江戸時代を中心に全国各地で活動していた画家を調査して都道府県別に紹介しています。ただいま近畿地方を探索中。

UAG美術家研究所

懐古的雰囲気の風景画を描いた山口草平

山口草平「静寂」京都国立近代美術館蔵

山口草平(1882-1961)は、大阪市南区に生まれ、京都一中を経て神道系専門学校で学んだ。
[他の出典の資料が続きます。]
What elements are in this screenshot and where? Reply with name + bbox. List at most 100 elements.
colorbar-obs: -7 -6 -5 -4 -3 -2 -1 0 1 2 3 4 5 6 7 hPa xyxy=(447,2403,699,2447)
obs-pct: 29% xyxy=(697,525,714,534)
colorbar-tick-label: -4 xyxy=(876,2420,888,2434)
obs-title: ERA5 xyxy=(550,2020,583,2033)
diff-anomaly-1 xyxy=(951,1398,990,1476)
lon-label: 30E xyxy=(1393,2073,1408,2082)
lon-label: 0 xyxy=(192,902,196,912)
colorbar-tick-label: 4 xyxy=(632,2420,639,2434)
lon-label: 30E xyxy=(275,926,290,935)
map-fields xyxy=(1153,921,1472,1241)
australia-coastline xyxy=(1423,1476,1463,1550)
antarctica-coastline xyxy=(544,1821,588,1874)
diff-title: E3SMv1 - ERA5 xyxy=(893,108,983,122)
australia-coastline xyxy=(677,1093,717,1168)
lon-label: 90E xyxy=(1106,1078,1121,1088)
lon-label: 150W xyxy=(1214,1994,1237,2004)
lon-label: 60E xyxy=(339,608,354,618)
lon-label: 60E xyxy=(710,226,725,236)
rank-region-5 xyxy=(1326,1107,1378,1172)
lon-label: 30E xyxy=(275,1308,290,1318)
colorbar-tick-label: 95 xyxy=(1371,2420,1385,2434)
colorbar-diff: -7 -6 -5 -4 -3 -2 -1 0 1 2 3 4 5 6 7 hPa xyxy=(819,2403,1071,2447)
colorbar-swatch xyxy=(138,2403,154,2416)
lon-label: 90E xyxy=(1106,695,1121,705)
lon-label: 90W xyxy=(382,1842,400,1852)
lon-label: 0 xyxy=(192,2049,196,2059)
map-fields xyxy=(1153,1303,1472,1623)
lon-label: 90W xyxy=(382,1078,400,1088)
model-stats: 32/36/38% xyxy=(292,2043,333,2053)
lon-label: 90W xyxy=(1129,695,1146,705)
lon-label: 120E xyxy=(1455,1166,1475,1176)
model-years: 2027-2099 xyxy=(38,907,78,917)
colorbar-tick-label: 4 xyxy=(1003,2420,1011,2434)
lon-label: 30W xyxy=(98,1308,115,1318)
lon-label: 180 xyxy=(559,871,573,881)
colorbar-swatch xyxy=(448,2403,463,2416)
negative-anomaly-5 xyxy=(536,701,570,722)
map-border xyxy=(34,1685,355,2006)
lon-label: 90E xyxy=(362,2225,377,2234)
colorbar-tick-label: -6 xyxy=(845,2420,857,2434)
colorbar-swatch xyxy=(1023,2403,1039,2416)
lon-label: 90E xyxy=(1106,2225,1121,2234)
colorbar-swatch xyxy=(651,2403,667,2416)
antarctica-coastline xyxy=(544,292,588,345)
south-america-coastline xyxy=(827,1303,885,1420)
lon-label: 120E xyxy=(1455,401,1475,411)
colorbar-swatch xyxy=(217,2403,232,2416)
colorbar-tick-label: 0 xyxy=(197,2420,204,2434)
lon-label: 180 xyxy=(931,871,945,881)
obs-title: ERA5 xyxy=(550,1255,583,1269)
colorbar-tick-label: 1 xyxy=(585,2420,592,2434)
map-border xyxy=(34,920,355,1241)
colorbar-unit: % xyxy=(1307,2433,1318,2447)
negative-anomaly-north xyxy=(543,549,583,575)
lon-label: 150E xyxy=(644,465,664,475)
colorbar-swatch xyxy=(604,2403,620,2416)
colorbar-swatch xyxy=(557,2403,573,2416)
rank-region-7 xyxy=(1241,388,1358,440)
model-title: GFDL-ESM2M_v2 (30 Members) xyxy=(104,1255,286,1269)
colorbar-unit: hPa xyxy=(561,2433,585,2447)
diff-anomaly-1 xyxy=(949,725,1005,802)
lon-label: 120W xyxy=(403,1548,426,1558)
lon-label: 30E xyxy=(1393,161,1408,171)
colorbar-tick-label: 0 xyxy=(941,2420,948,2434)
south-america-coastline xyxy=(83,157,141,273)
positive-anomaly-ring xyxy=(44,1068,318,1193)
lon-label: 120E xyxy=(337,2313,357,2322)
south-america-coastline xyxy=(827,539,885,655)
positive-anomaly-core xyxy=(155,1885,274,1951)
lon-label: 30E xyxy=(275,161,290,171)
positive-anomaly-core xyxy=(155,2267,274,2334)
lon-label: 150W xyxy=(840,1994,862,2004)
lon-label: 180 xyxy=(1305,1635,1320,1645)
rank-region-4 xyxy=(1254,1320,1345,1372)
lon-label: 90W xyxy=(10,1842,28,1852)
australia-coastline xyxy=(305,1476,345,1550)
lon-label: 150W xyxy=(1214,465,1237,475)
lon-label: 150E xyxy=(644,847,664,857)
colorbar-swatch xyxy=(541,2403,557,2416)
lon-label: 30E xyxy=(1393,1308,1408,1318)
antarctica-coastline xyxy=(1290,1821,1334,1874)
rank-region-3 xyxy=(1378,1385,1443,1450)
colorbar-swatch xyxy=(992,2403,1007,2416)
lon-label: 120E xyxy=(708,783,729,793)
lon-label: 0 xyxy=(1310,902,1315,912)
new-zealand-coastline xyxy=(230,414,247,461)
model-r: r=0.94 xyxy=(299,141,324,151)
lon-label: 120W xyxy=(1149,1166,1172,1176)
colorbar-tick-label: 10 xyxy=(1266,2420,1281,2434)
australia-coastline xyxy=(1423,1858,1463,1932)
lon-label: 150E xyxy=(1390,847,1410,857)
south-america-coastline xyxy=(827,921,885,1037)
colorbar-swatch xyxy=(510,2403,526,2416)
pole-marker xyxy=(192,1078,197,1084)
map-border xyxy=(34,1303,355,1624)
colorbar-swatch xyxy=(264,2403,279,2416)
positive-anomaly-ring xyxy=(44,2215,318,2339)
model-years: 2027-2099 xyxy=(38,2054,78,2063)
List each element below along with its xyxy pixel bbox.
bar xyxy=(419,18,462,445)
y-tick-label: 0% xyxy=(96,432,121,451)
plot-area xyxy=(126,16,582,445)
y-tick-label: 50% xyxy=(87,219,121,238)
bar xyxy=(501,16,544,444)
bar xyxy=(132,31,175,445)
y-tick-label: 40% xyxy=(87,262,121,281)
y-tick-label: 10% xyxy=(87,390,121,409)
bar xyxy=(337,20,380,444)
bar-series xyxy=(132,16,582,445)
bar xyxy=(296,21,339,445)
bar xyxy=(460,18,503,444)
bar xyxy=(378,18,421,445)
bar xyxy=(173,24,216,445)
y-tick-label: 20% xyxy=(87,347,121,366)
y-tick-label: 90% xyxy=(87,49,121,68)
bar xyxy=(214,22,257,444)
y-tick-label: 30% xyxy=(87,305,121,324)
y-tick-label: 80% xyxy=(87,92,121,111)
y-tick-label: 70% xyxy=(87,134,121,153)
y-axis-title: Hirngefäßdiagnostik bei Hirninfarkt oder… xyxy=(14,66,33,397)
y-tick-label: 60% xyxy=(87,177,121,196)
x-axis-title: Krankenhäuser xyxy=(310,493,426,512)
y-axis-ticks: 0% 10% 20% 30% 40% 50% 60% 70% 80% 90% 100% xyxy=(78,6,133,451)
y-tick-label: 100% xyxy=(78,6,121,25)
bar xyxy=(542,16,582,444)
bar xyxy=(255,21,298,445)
のちに大阪に戻り中川蘆月に師事したが、間もなく辞し、その後は独学で学び、文展、日本美術院展、国画創作協会展に出品した。

また、大正3年には大正美術会の会員となり、大正4年から8年まで大阪美術展覧会に出品、大正7年には茶話会の創立に加わるなど、地元大阪でも精力的に活動し、大正13年の大阪市美術協会展創立の際には幹事をつとめた。

初期には芝居風景や芝居の一場面に取材した風俗画的作品で評価を得たが、のちに懐古的雰囲気の風景画に転じ、昭和初年からは新聞や雑誌の挿絵を手掛け挿絵画家として活躍した。自適の人で、菅楯彦北野恒富とも親交が深かったという。

山口草平(1882-1961)やまぐち・そうへい
明治15年大阪市南区生まれ。本名は光四郎。別号に艸平がある。京都、東京で学んだ後大阪に戻り、中川蘆月に師事したが、間もなく辞して独学で学んだ。大正3年第8回文展で初入選。大正4年第9回文展に入選、同年第1回大阪美術展に入選し、以後同展で入選を重ねた。大正6年再興第4回院展で入選して院友となり、翌年の日本美術院試作展で奨励賞を受賞した。大正8年第2回国画創作協会展に「静寂」を出品したが選外となった。また大阪では、大正3年に大正美術会の会員となり、大正4年から8年まで大阪美術展覧会に出品、大正7年には茶話会の創立に加わり、大正13年の大阪市美術協会展創立に際しては幹事となった。昭和初年から挿絵画家に転じ「サンデー毎日」や「大阪朝日新聞」などに挿絵を描いた。そのかたわら有秋会に出品した。昭和30年大阪府芸術賞を受賞。昭和36年、79歳で死去した。